Right now, Ryan’s lying is all over the blogosphere. And without the normal prevarication of calling it “fibbing” or half-truths or, well, prevarications. Everyone is describing his speech as out and out lies.
I sense a new Obama campaign theme growing very quickly.
Here’s what Fox News said: “… to anyone paying the slightest bit of attention to facts, Ryan’s speech was an apparent attempt to set the world record for the greatest number of blatant lies and misrepresentations slipped into a single political speech. On this measure, while it was Romney who ran the Olympics, Ryan earned the gold.”
“….the mountain of cow dung that flowed from Ryan’s mouth….”
“Elections should be about competing based on your record in the past and your vision for the future, not competing to see who can get away with the most lies and distortions without voters noticing or bother to care.
My god, if even the communications arm of the GOP can say this about your vice-presidential candidate’s speech, then what does that say about the state of your ticket. Ezra Klein called it “A not-very-truthful speech in a not-very-truthful campaign,” but I sense that he wanted to say “A lying speech in a lying campaign.”
The AP is referring to Ryan’s speech as full of “Factual Shortcuts.” This is a marvelous description worthy of a bumper sticker. Googling “factual shortcuts” gets you more citations than you could possibly use. Maybe the press really has started to notice.
This does not portend well for the Republicans. Albert Gore, Jr. got tarred with this brush in 2000 for some foolish exaggerations, which were themselves exaggerated further in the Republican echo chamber. He won the popular vote despite that, but it was not pretty.
It seems to me the press realized they just had to yellow card the R&R campaign in some meaningful way but didn’t want be in the position of going directly at Romney so Ryan was the target.
Cute is as cute does.
Mark…
Didn’t you refer to the R’s as the party of The Big Lie last election cycle?
It is still so. Only now we are seeing the effects of a continuous big lie on the Republican Party’s collective personality.
You don’t get something for nothing. A big lie has benefits and costs.
For argument sake, consider The Big Lie to be climate denialism.
The Republican party has not found logical fault with CO2 science…
They don’t really question the science. That’s just a scam excuse. Pure Koch-funded baloney…
I suspect they know global warming is real but are choosing to lie about it’s reality.
Having embraced the Big Lie model for four frigging years, any and every lie has now become permissible under the lack of constraints.
The cost of the Big Lie is you can’t stop lying about other things…
What we are seeing is literally a psychological breakdown. A republican party personality disorder.

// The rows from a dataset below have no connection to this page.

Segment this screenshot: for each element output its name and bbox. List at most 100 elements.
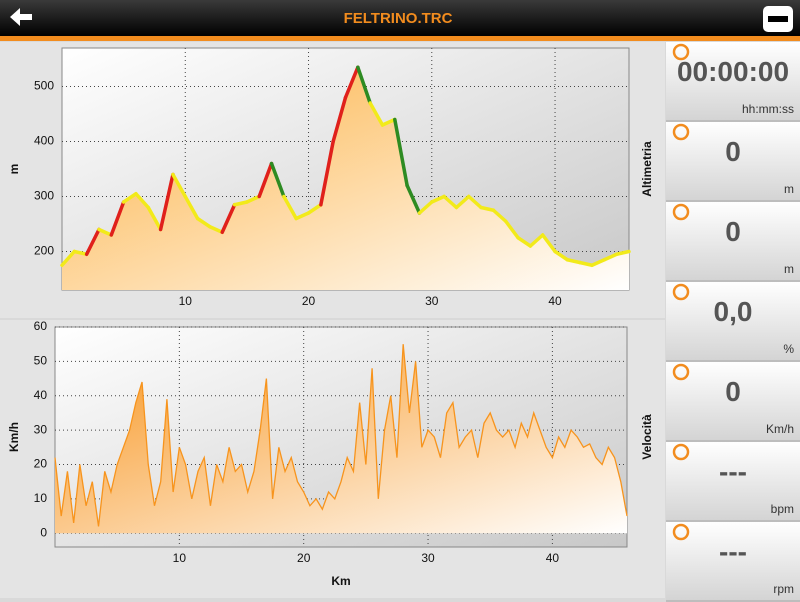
profile-segment bbox=[269, 161, 286, 199]
chart-title: Altimetria bbox=[640, 141, 654, 197]
x-tick-label: 30 bbox=[425, 294, 439, 308]
panel-unit: m bbox=[784, 182, 794, 196]
icon-shape bbox=[672, 523, 690, 541]
x-tick-label: 20 bbox=[302, 294, 316, 308]
panel-unit: rpm bbox=[773, 582, 794, 596]
panel-icon bbox=[672, 123, 690, 141]
x-tick-label: 10 bbox=[173, 551, 187, 565]
panel-value: 0 bbox=[725, 376, 741, 407]
profile-segment bbox=[183, 194, 200, 221]
profile-segment bbox=[158, 172, 175, 232]
icon-shape bbox=[672, 43, 690, 61]
x-tick-label: 30 bbox=[421, 551, 435, 565]
profile-segment bbox=[614, 249, 631, 256]
profile-segment bbox=[84, 227, 101, 256]
profile-segment bbox=[282, 194, 298, 221]
panel-value: 0,0 bbox=[713, 296, 753, 327]
y-axis-label: m bbox=[7, 164, 21, 175]
profile-segment bbox=[393, 117, 409, 188]
profile-segment bbox=[208, 225, 224, 234]
panel-icon bbox=[672, 443, 690, 461]
profile-segment bbox=[380, 117, 397, 127]
x-tick-label: 40 bbox=[546, 551, 560, 565]
panel-value: 0 bbox=[725, 216, 741, 247]
x-tick-label: 40 bbox=[548, 294, 562, 308]
profile-segment bbox=[405, 183, 422, 215]
profile-segment bbox=[454, 194, 471, 210]
profile-segment bbox=[109, 200, 126, 237]
profile-segment bbox=[491, 208, 508, 223]
y-tick-label: 0 bbox=[40, 525, 47, 539]
icon-shape bbox=[672, 123, 690, 141]
panel-icon bbox=[672, 363, 690, 381]
y-tick-label: 20 bbox=[34, 457, 48, 471]
area-fill bbox=[55, 344, 627, 534]
y-tick-label: 40 bbox=[34, 388, 48, 402]
profile-segment bbox=[430, 194, 446, 204]
icon-shape bbox=[672, 203, 690, 221]
y-tick-label: 400 bbox=[34, 134, 54, 148]
profile-segment bbox=[602, 252, 619, 262]
menu-icon bbox=[768, 16, 788, 22]
profile-segment bbox=[220, 203, 237, 234]
panel-value: --- bbox=[719, 536, 747, 567]
y-axis-label: Km/h bbox=[7, 422, 21, 452]
profile-segment bbox=[72, 249, 89, 256]
data-panel: --- rpm bbox=[666, 522, 800, 602]
profile-segment bbox=[232, 200, 249, 207]
data-panel: --- bpm bbox=[666, 442, 800, 522]
chart-title: Velocità bbox=[640, 414, 654, 460]
data-panel: 0 Km/h bbox=[666, 362, 800, 442]
x-tick-label: 20 bbox=[297, 551, 311, 565]
profile-segment bbox=[306, 203, 323, 215]
profile-segment bbox=[516, 236, 533, 248]
speed-line bbox=[54, 344, 628, 527]
profile-segment bbox=[319, 139, 335, 207]
x-tick-label: 10 bbox=[179, 294, 193, 308]
profile-segment bbox=[590, 258, 607, 267]
profile-segment bbox=[565, 258, 582, 265]
back-button[interactable] bbox=[10, 8, 32, 26]
data-panel: 00:00:00 hh:mm:ss bbox=[666, 42, 800, 122]
profile-segment bbox=[503, 219, 520, 240]
y-tick-label: 50 bbox=[34, 354, 48, 368]
panel-icon bbox=[672, 523, 690, 541]
icon-shape bbox=[672, 363, 690, 381]
y-tick-label: 60 bbox=[34, 319, 48, 333]
profile-segment bbox=[195, 216, 212, 229]
panel-value: 0 bbox=[725, 136, 741, 167]
x-axis-label: Km bbox=[331, 574, 350, 588]
y-tick-label: 300 bbox=[34, 189, 54, 203]
profile-segment bbox=[294, 211, 311, 221]
profile-segment bbox=[479, 205, 496, 212]
area-fill bbox=[62, 67, 629, 290]
panel-value: --- bbox=[719, 456, 747, 487]
panel-icon bbox=[672, 283, 690, 301]
y-tick-label: 30 bbox=[34, 422, 48, 436]
profile-segment bbox=[60, 249, 77, 267]
profile-segment bbox=[540, 233, 557, 254]
profile-segment bbox=[171, 172, 188, 199]
header-bar bbox=[0, 0, 800, 36]
profile-segment bbox=[528, 233, 545, 248]
panel-unit: hh:mm:ss bbox=[741, 102, 794, 116]
panel-unit: Km/h bbox=[765, 422, 794, 436]
icon-shape bbox=[672, 443, 690, 461]
profile-segment bbox=[368, 101, 385, 127]
data-panel: 0,0% bbox=[666, 282, 800, 362]
profile-segment bbox=[245, 194, 261, 204]
profile-segment bbox=[577, 260, 594, 267]
header-title: FELTRINO.TRC bbox=[344, 10, 453, 27]
profile-segment bbox=[121, 192, 138, 204]
profile-segment bbox=[417, 200, 434, 215]
profile-segment bbox=[553, 249, 570, 262]
profile-segment bbox=[331, 95, 348, 144]
profile-segment bbox=[97, 227, 114, 237]
y-tick-label: 200 bbox=[34, 244, 54, 258]
panel-icon bbox=[672, 203, 690, 221]
panel-unit: m bbox=[784, 262, 794, 276]
profile-segment bbox=[442, 194, 459, 210]
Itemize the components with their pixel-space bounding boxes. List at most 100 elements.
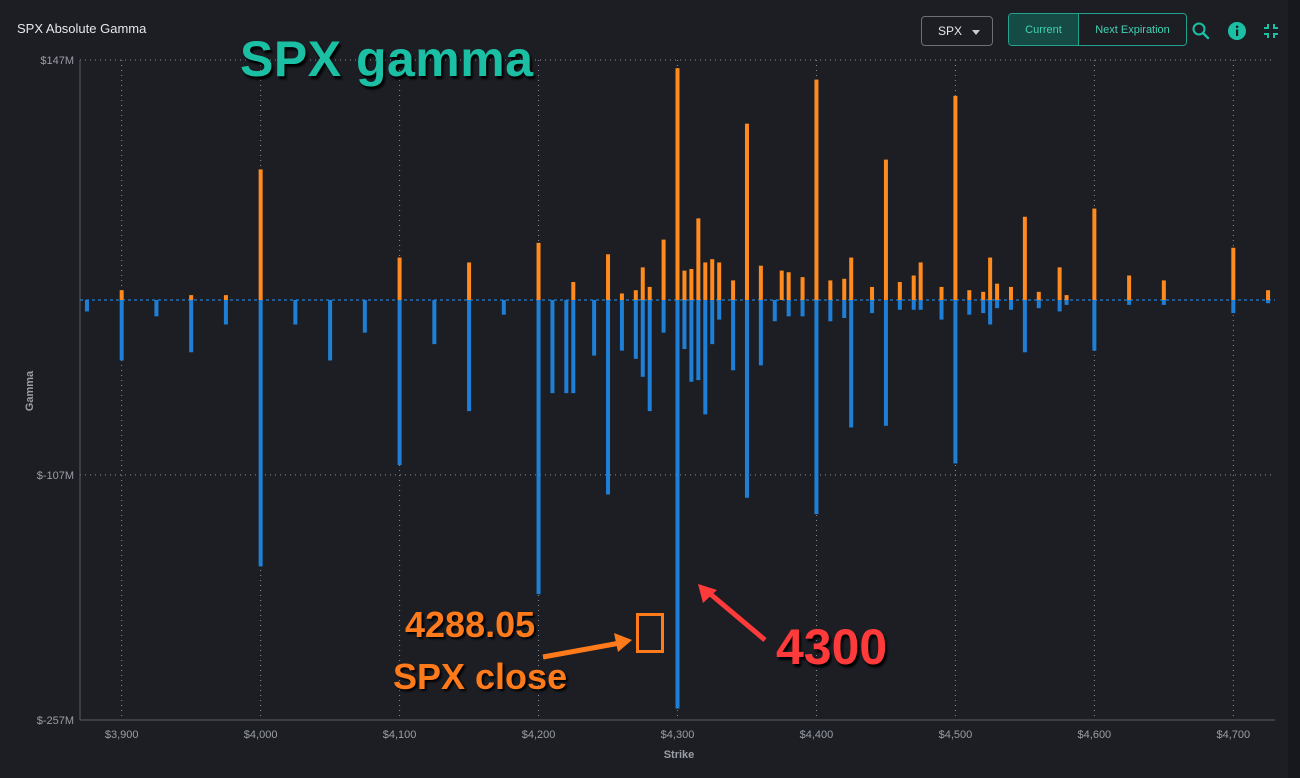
put-bar: [953, 300, 958, 464]
call-bar: [967, 290, 972, 300]
x-axis-label: Strike: [664, 749, 695, 761]
call-bar: [897, 282, 902, 300]
put-bar: [258, 300, 263, 567]
call-bar: [258, 169, 263, 300]
x-tick-label: $4,300: [661, 729, 695, 741]
put-bar: [571, 300, 576, 394]
put-bar: [758, 300, 763, 366]
call-bar: [1231, 247, 1236, 300]
call-bar: [828, 280, 833, 300]
x-tick-label: $4,600: [1078, 729, 1112, 741]
overlay-title: SPX gamma: [240, 31, 534, 87]
put-bar: [119, 300, 124, 361]
put-bar: [682, 300, 687, 350]
put-bar: [1057, 300, 1062, 312]
call-bar: [1127, 275, 1132, 300]
put-bar: [536, 300, 541, 595]
call-bar: [744, 123, 749, 301]
call-bar: [189, 295, 194, 300]
call-bar: [1008, 286, 1013, 300]
put-bar: [84, 300, 89, 312]
toggle-next-expiration-button[interactable]: Next Expiration: [1079, 14, 1186, 45]
x-tick-label: $4,200: [522, 729, 556, 741]
collapse-icon[interactable]: [1261, 21, 1281, 41]
put-bar: [592, 300, 597, 356]
call-bar: [223, 295, 228, 300]
call-bar: [800, 277, 805, 300]
call-bar: [633, 290, 638, 300]
put-bar: [717, 300, 722, 320]
axes: [79, 60, 1275, 721]
put-bar: [995, 300, 1000, 309]
put-bar: [640, 300, 645, 377]
strike-arrow-head: [698, 584, 717, 603]
call-bar: [1092, 208, 1097, 300]
put-bar: [606, 300, 611, 495]
call-bar: [1266, 290, 1271, 300]
close-value-annotation: 4288.05: [405, 604, 536, 645]
call-bar: [703, 262, 708, 300]
info-icon[interactable]: [1227, 21, 1247, 41]
y-tick-label: $-107M: [37, 470, 74, 482]
call-bar: [1057, 267, 1062, 300]
put-bar: [786, 300, 791, 317]
call-bar: [606, 254, 611, 300]
put-bar: [967, 300, 972, 315]
put-bar: [564, 300, 569, 394]
toggle-current-button[interactable]: Current: [1009, 14, 1079, 45]
symbol-select[interactable]: SPX: [921, 16, 993, 46]
call-bar: [870, 286, 875, 300]
strike-arrow: [706, 590, 767, 642]
put-bar: [362, 300, 367, 333]
put-bar: [842, 300, 847, 318]
x-tick-label: $4,700: [1216, 729, 1250, 741]
put-bar: [828, 300, 833, 322]
call-bar: [918, 262, 923, 300]
call-bar: [717, 262, 722, 300]
call-bar: [1036, 291, 1041, 300]
y-tick-label: $-257M: [37, 715, 74, 727]
call-bar: [981, 291, 986, 300]
put-bar: [696, 300, 701, 381]
x-tick-label: $4,500: [939, 729, 973, 741]
x-tick-label: $3,900: [105, 729, 139, 741]
put-bar: [501, 300, 506, 315]
call-bar: [988, 257, 993, 300]
close-arrow-head: [614, 633, 632, 652]
call-bar: [675, 68, 680, 300]
put-bar: [154, 300, 159, 317]
put-bar: [744, 300, 749, 498]
search-icon[interactable]: [1191, 21, 1211, 41]
call-bar: [696, 218, 701, 300]
put-bar: [1266, 300, 1271, 304]
y-tick-label: $147M: [40, 55, 74, 67]
call-bar: [536, 242, 541, 300]
put-bar: [703, 300, 708, 415]
put-bar: [293, 300, 298, 325]
call-bar: [883, 159, 888, 300]
put-bar: [675, 300, 680, 709]
call-bar: [647, 286, 652, 300]
call-bar: [786, 272, 791, 300]
gamma-bars: [84, 68, 1271, 709]
put-bar: [710, 300, 715, 345]
put-bar: [918, 300, 923, 310]
put-bar: [731, 300, 736, 371]
put-bar: [1231, 300, 1236, 314]
call-bar: [1064, 295, 1069, 300]
call-bar: [779, 270, 784, 300]
put-bar: [432, 300, 437, 345]
chevron-down-icon: [972, 30, 980, 35]
put-bar: [897, 300, 902, 310]
call-bar: [619, 293, 624, 300]
put-bar: [397, 300, 402, 466]
put-bar: [328, 300, 333, 361]
put-bar: [988, 300, 993, 325]
put-bar: [1161, 300, 1166, 305]
call-bar: [467, 262, 472, 300]
put-bar: [939, 300, 944, 320]
put-bar: [619, 300, 624, 351]
call-bar: [842, 278, 847, 300]
put-bar: [981, 300, 986, 314]
call-bar: [758, 265, 763, 300]
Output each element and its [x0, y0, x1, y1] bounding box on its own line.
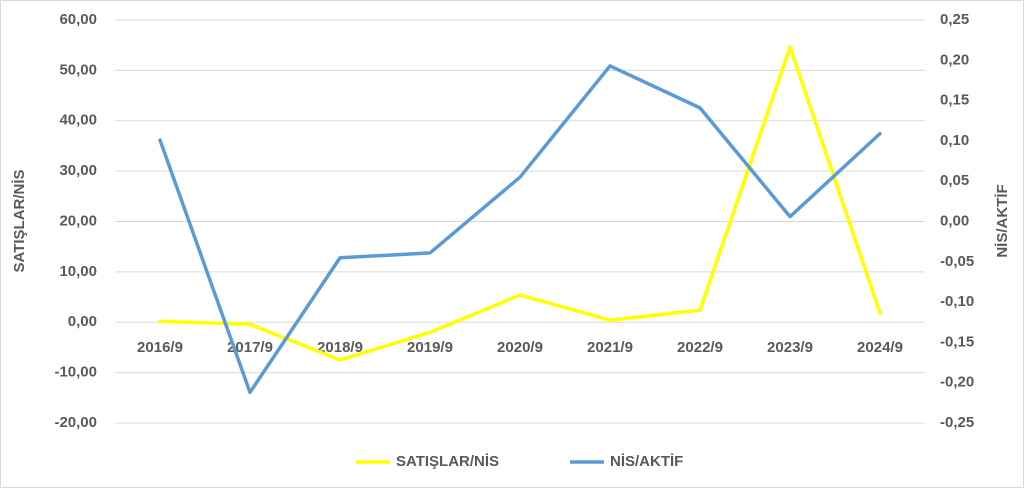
- y-tick-label: 10,00: [59, 263, 97, 280]
- y-tick-label: 50,00: [59, 61, 97, 78]
- series-line: [158, 64, 882, 395]
- y-axis-title: SATIŞLAR/NİS: [11, 169, 28, 272]
- x-tick-label: 2020/9: [497, 339, 543, 356]
- y-tick-label: 60,00: [59, 11, 97, 28]
- x-tick-label: 2022/9: [677, 339, 723, 356]
- x-tick-label: 2017/9: [227, 339, 273, 356]
- y-tick-label: 20,00: [59, 212, 97, 229]
- y-tick-label: 40,00: [59, 112, 97, 129]
- x-tick-label: 2021/9: [587, 339, 633, 356]
- y2-tick-label: 0,25: [940, 11, 969, 28]
- y-tick-label: -10,00: [54, 364, 97, 381]
- x-tick-label: 2024/9: [857, 339, 903, 356]
- y2-tick-label: -0,10: [940, 293, 974, 310]
- y2-tick-label: 0,05: [940, 172, 969, 189]
- y2-tick-label: -0,25: [940, 414, 974, 431]
- y2-tick-label: -0,05: [940, 253, 974, 270]
- y2-tick-label: 0,00: [940, 212, 969, 229]
- legend-label: SATIŞLAR/NİS: [396, 453, 499, 470]
- y2-tick-label: -0,20: [940, 374, 974, 391]
- y2-tick-label: 0,20: [940, 51, 969, 68]
- x-tick-label: 2016/9: [137, 339, 183, 356]
- y2-tick-label: -0,15: [940, 333, 974, 350]
- series-line: [158, 45, 882, 362]
- x-tick-label: 2019/9: [407, 339, 453, 356]
- legend-label: NİS/AKTİF: [610, 453, 683, 470]
- x-tick-label: 2018/9: [317, 339, 363, 356]
- y-tick-label: 30,00: [59, 162, 97, 179]
- y-tick-label: -20,00: [54, 414, 97, 431]
- x-tick-label: 2023/9: [767, 339, 813, 356]
- y2-tick-label: 0,15: [940, 92, 969, 109]
- y2-axis-title: NİS/AKTİF: [994, 184, 1011, 257]
- y2-tick-label: 0,10: [940, 132, 969, 149]
- y-tick-label: 0,00: [68, 313, 97, 330]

They’ve built a party of lies on one big lie.
To Ezra, Krugman, Drum and all the rest: That’s what is different this election cycle.
The Big Lie has become the mother of many lies.
“Lyin’ Ryan” has a nice ring to it, and Ryan’s fact-challenged acceptance speech amounts to an open invitation.
If you’ve read Krugman on Ryan at all, you know that he’s been a dishonest ideologue pretty much for as long as he’s been in Congress. My sense is that Romney knows he doesn’t have the chops to lie with real conviction, so he’s outsourced the job to someone who can.